7. The method of using the carbon dioxide capture and solid carbon generation system based on a cryogenic liquid alloy according to claim 6, characterized in that, In step S1, the flue gas (8) from the coal-fired power plant is sprayed downwards through the inlet pipe (112) and gas distributor (113) into the absorption tower (11). Then, it flows upwards and comes into contact with the organic solution sprayed down through the liquid inlet pipe (15) and liquid distributor (16). The organic solution is sprayed down through the liquid inlet pipe (15) and carbon dioxide is absorbed from the flue gas (8), resulting in an organic solution rich in carbon dioxide and flue gas (9) with reduced carbon dioxide. The flue gas (9) with reduced carbon dioxide is then de-misted by the demister (14) and leaves the absorption tower (11) through the outlet pipe (12) and is discharged into the atmosphere through the chimney (5).

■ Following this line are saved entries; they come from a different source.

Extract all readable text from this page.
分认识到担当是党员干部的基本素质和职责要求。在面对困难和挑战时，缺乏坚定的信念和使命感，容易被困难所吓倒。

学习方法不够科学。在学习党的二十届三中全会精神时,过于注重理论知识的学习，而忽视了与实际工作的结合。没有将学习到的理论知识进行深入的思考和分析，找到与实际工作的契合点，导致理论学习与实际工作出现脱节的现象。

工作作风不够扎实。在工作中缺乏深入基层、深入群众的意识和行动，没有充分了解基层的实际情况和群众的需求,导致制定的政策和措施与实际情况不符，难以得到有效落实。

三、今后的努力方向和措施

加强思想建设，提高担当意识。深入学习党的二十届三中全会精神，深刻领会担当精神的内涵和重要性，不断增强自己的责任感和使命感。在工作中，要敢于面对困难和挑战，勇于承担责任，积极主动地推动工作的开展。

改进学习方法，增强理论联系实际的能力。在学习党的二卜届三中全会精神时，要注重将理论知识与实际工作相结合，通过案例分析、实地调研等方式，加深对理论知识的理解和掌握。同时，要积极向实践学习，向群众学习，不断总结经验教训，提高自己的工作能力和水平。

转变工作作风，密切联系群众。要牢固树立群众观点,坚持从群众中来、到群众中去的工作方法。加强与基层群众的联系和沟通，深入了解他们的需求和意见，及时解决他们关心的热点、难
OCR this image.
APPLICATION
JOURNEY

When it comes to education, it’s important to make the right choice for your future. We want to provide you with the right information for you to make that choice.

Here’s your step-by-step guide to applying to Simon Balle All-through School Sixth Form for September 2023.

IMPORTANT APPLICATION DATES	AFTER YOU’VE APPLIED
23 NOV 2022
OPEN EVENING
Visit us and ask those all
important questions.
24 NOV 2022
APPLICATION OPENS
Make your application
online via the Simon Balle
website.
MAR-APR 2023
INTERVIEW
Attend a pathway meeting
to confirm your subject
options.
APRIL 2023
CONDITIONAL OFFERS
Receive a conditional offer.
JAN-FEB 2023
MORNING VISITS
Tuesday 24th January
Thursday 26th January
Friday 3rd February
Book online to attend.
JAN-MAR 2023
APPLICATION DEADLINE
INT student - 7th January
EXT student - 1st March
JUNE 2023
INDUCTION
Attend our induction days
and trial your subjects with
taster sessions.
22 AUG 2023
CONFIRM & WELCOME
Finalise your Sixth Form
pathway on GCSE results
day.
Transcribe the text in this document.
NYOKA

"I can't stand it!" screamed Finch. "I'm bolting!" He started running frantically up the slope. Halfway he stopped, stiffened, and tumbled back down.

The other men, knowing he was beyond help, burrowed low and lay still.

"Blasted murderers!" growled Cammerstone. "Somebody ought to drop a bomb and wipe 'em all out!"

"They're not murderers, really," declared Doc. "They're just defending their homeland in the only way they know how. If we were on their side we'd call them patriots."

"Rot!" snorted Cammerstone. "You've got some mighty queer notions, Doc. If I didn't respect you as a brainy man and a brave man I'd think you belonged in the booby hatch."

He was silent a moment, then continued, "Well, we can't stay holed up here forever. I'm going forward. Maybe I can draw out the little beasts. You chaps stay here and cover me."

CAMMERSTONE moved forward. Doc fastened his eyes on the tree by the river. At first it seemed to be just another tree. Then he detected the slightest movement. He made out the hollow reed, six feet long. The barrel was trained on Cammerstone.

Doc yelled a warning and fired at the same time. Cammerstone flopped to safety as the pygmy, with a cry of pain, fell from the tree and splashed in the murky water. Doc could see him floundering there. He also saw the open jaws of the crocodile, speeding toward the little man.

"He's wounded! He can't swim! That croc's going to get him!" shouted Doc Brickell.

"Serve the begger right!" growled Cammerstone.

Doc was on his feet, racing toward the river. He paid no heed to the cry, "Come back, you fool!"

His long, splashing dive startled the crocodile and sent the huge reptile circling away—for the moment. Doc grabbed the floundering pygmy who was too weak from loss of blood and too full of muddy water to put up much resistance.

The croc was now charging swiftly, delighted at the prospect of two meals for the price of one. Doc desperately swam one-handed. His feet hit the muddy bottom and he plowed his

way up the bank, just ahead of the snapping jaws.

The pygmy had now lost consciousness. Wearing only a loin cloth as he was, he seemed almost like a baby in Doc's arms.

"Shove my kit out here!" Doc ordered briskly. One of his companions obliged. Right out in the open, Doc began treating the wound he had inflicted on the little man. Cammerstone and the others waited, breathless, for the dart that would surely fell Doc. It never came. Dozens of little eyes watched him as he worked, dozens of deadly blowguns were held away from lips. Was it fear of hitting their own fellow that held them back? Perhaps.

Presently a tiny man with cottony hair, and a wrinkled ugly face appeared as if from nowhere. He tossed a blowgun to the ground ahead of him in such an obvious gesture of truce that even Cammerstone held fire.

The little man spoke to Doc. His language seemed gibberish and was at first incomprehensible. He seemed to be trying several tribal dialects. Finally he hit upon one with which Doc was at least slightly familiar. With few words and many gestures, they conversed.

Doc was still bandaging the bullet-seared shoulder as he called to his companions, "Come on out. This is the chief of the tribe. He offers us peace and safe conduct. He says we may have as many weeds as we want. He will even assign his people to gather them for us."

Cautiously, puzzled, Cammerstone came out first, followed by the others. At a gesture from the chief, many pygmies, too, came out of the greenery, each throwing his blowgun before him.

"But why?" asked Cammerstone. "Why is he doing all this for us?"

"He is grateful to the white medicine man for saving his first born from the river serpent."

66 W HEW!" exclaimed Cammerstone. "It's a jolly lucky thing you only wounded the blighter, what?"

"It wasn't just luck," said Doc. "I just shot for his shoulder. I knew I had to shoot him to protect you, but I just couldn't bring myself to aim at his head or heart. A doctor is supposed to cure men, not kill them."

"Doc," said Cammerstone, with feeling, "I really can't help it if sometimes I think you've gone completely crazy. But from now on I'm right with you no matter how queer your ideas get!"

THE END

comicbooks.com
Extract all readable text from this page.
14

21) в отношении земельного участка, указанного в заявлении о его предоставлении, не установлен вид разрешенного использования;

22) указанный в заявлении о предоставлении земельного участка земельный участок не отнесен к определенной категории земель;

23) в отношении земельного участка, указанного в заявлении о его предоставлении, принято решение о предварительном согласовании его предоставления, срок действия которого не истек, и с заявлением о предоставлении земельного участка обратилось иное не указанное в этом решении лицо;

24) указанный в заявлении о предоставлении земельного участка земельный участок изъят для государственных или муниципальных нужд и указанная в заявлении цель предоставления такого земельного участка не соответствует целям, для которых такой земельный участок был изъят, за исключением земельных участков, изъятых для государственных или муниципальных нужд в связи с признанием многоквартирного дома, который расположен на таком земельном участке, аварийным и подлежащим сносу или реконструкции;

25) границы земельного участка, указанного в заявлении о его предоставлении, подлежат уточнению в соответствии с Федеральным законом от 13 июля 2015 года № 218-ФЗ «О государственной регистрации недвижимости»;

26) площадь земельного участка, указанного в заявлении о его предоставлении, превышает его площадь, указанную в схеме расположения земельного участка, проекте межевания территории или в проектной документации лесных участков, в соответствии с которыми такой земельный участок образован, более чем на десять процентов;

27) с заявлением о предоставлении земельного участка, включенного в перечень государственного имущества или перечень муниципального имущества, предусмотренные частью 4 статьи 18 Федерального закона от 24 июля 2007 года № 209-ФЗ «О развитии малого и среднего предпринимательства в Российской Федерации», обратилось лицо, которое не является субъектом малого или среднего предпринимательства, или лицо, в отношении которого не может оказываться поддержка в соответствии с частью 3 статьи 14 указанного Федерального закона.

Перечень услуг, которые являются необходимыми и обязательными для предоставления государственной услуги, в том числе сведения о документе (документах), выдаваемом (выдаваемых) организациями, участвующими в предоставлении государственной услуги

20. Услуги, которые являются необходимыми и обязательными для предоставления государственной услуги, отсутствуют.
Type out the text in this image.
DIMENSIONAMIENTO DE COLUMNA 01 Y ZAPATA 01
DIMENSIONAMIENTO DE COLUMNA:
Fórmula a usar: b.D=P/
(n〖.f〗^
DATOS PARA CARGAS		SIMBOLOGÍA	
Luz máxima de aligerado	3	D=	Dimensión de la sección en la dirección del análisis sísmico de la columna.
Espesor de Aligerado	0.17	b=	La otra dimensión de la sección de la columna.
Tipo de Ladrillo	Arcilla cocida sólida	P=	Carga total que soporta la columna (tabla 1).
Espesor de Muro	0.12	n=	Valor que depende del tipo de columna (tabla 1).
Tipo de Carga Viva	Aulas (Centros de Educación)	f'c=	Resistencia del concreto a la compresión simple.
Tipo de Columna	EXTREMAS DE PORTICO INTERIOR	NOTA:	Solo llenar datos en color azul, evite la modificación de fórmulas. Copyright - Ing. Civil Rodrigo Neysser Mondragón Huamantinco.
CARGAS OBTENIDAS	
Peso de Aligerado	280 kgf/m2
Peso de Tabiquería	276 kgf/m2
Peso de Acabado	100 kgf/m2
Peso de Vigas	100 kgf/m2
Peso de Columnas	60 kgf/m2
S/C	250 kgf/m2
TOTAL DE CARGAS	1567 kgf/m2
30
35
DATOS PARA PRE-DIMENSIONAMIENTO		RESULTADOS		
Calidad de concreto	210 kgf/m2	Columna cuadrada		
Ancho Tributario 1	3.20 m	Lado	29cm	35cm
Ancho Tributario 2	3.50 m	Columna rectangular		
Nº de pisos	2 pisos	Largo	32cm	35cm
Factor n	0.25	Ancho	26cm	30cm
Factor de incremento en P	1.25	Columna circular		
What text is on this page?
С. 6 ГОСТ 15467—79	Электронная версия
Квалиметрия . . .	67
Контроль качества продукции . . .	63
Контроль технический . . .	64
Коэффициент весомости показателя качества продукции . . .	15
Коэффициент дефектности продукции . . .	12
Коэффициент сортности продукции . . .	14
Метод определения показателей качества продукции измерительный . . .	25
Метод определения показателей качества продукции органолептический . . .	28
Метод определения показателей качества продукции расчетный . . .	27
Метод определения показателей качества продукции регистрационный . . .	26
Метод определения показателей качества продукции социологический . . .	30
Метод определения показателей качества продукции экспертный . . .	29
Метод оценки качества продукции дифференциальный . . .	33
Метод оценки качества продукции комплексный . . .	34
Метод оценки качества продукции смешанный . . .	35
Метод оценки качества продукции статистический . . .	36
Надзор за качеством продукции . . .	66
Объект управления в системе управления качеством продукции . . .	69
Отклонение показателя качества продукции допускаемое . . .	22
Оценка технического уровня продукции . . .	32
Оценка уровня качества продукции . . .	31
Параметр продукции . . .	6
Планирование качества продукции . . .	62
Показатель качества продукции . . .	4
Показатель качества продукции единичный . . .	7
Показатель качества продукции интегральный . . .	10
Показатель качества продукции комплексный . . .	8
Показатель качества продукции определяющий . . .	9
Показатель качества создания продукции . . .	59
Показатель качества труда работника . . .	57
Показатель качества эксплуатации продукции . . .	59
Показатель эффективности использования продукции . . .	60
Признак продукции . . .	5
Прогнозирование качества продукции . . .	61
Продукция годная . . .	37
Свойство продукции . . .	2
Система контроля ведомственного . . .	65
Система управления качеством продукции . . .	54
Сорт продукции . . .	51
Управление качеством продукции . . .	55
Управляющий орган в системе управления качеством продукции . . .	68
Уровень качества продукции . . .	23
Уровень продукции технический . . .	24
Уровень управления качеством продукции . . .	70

In step S1, the flue gas (8) of the coal-fired power plant undergoes pretreatment for denitrification, dust removal, and desulfurization. In step S1, the temperature of the flue gas (8) from the coal-fired power plant is 40℃-60℃. In step S1, the organic solution has an absorption rate of more than 90% for carbon dioxide in the flue gas (8); The oxygen (6) obtained in step S2 is discharged through the exhaust pipe (24), and after collection and treatment, it is introduced into the furnace (4) to promote the combustion of pulverized coal. In step S2, the adhesion rate of the liquid alloy (2234) to the capillary glass tube (2233) is higher than 95%. In step S2, the external bias voltage is an external potential, which is -330mV vs. CO2 / C; In step S2, the counter electrode (222) is immersed below the surface of the organic solution, and the liquid alloy electrode array (223) is submerged in the organic solution to form a circuit. The counter electrode (222) and the liquid alloy electrode array (223) do not contact each other. In step S3, the solid carbon obtained in step S2 floats on the surface of the organic solution. The solid carbon obtained in step S2 and the organic solution with reduced carbon dioxide are introduced into the product separation chamber (3) through the manifold (23). After being separated by the filter screen (31), the organic solution with reduced carbon dioxide is introduced into the absorption tower (11) through the inlet pipe (15) under the action of the lean liquid pump.

8. The method of using the carbon dioxide capture and solid carbon generation system based on a cryogenic liquid alloy according to claim 7, characterized in that, The organic solution is ethanolamine-methyldiethanolamine; The liquid alloy (2234) is a Bi-In-Sn based liquid alloy.